Standing, Amma held the first and largest of the three pure brass containers from which She would assemble the stupika that from this day forward would grace the roof of the temple. This piece She raised to Her forehead, blessing it, and then again She turned a full circle, as if offering it to all the people. She leaned forward, set it in place on the central “spike”, and settled it firmly as the base of the stoopika. With both hands She dug deep into a container of grains, and these She lifted, time and again, and poured into the brass container.
She would stop, shake the container so that the grains would settle and make space, and then She would pour in more, golden grains streaming down from Her cupped Hands, until the container was full-full and overflowing. When She was satisfied that not a space remained, and while grains rained down onto the roof platform itself, Mother placed a slim divider, and then the next container-smaller in circumference, but a brass “bowl” similar to the first. This too, She filled with grains-and over filled. One more stage, smaller but just as over-full, and the edifice was complete-almost. There was a pointed tip yet to be put in place. This, too, She touched to Her forehead, and after turning in all directions, She carefully crowned Her work.
Down below, the crowd was still chanting, “Om Shiva Shaktiyaika Rupinyai Namaha” (Salutations to Thee who is the combined form of Siva, the masculine form of the divine and Shakti, the feminine form), the bells were still ringing,and, rhythmic and exciting, the strains from the temple musicians instruments were increasing. On the roof platform now, Mother began to perform abhishekham (bathing the stupika with puja water).

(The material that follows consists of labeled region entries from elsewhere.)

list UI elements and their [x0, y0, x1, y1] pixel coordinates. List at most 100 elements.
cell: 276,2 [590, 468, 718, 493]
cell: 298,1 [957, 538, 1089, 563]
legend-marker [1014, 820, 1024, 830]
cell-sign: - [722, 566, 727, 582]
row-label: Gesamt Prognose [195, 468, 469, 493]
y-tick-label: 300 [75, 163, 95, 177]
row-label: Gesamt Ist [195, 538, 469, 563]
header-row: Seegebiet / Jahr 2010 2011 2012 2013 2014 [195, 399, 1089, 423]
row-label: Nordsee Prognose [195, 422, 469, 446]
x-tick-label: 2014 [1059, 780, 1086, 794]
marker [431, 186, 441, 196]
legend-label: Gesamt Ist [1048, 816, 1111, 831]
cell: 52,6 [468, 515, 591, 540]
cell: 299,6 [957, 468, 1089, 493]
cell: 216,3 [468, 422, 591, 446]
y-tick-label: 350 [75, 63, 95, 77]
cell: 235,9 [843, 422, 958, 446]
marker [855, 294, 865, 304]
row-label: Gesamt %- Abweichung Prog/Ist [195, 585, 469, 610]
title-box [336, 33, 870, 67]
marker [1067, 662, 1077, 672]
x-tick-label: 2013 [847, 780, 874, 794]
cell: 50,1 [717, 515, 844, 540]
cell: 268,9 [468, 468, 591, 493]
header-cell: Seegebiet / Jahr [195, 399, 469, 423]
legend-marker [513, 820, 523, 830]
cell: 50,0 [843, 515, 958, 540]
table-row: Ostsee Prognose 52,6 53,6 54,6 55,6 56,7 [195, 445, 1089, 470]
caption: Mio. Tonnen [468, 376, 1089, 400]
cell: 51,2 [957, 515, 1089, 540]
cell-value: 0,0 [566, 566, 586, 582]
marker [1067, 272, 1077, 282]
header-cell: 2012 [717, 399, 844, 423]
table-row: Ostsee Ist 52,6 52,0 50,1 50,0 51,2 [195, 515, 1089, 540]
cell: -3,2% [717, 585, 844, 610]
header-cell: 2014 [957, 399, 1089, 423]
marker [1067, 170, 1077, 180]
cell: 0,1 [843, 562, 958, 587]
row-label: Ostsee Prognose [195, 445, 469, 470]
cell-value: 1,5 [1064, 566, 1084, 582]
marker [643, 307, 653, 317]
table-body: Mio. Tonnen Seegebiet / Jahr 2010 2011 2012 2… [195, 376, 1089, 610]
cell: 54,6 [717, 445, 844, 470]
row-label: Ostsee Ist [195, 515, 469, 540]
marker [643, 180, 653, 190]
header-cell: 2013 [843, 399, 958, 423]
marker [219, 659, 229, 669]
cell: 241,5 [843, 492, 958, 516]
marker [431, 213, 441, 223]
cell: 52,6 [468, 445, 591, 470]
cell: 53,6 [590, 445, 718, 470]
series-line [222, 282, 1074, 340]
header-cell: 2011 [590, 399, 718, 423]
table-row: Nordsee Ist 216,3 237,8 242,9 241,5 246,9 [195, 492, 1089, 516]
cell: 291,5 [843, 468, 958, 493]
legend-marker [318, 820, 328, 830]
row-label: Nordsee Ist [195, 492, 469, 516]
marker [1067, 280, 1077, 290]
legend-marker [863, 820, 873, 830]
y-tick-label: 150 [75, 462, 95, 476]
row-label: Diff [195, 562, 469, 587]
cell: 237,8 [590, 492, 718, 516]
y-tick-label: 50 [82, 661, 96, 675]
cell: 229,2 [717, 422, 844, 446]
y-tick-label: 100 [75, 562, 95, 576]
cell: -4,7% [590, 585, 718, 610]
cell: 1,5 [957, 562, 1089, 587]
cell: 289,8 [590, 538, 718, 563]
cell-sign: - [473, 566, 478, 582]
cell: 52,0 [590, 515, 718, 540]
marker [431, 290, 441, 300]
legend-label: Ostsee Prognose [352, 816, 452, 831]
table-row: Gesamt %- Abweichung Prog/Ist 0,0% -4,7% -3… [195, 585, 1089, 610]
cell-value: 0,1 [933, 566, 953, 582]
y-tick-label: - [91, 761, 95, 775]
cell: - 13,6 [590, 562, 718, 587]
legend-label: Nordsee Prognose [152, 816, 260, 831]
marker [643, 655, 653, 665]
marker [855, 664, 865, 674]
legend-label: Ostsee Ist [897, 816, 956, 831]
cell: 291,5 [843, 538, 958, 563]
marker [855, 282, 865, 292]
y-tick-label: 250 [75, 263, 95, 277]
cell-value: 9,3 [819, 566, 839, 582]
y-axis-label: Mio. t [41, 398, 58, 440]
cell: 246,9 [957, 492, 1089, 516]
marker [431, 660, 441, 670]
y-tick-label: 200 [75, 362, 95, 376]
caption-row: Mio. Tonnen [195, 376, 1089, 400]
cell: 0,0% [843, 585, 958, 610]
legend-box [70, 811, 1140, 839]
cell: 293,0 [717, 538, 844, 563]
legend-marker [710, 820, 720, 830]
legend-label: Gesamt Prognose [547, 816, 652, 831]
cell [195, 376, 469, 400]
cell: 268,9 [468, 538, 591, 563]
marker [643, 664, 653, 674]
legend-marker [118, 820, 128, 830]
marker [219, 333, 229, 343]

Taking into Her two Hands a clay pot filled with water (and other special ingredients) and already blessed during pre-ceremony pujas, She would lift it high above Her head, then bend forward to pour it over the brass ornament which She had just constructed. The water would cascade down, the sun glinting on it as it splashed over the three levels of the ornament and soaked into the floor of the platform. For over two minutes Mother raised one pot after another until finally She was handed the final and larger one. Despite its size, this specially decorated one She also raised, and poured, and a final torrent of water cascaded down. After gently placing a white and yellow mala on the ornament, Mother took a brass lamp of burning camphor in Her right Hand, and a brass bell in Her left; with these She performed arati to the new stoopika, and finished the ceremonies by anointing the structure
She sat, then, in a silence and stillness profound, and meditated. Seen from on high (as this was by many gathered on the roof of the nearby school) Mother and Her stoopika appeared to be the center of a grand mandala:
the next ring was the roof railing, then there came the orange temple roof, then an open space, and next the thatch roofs erected to shade the devotees from the sun. Beyond these came Mother Nature’s own contribution to the mandala: deep green trees, the more blue-green mountain tops in the distance, and at last the softly blue morning sky. In Her position of prominence in the heart of this mandala, Mother, still seated, bowed low, and placed Her Hands and Forehead on the base of the stoopika. Ever humility emobodied, She stayed bent like that for some time, and we who watched could only ask, “Where is She now?”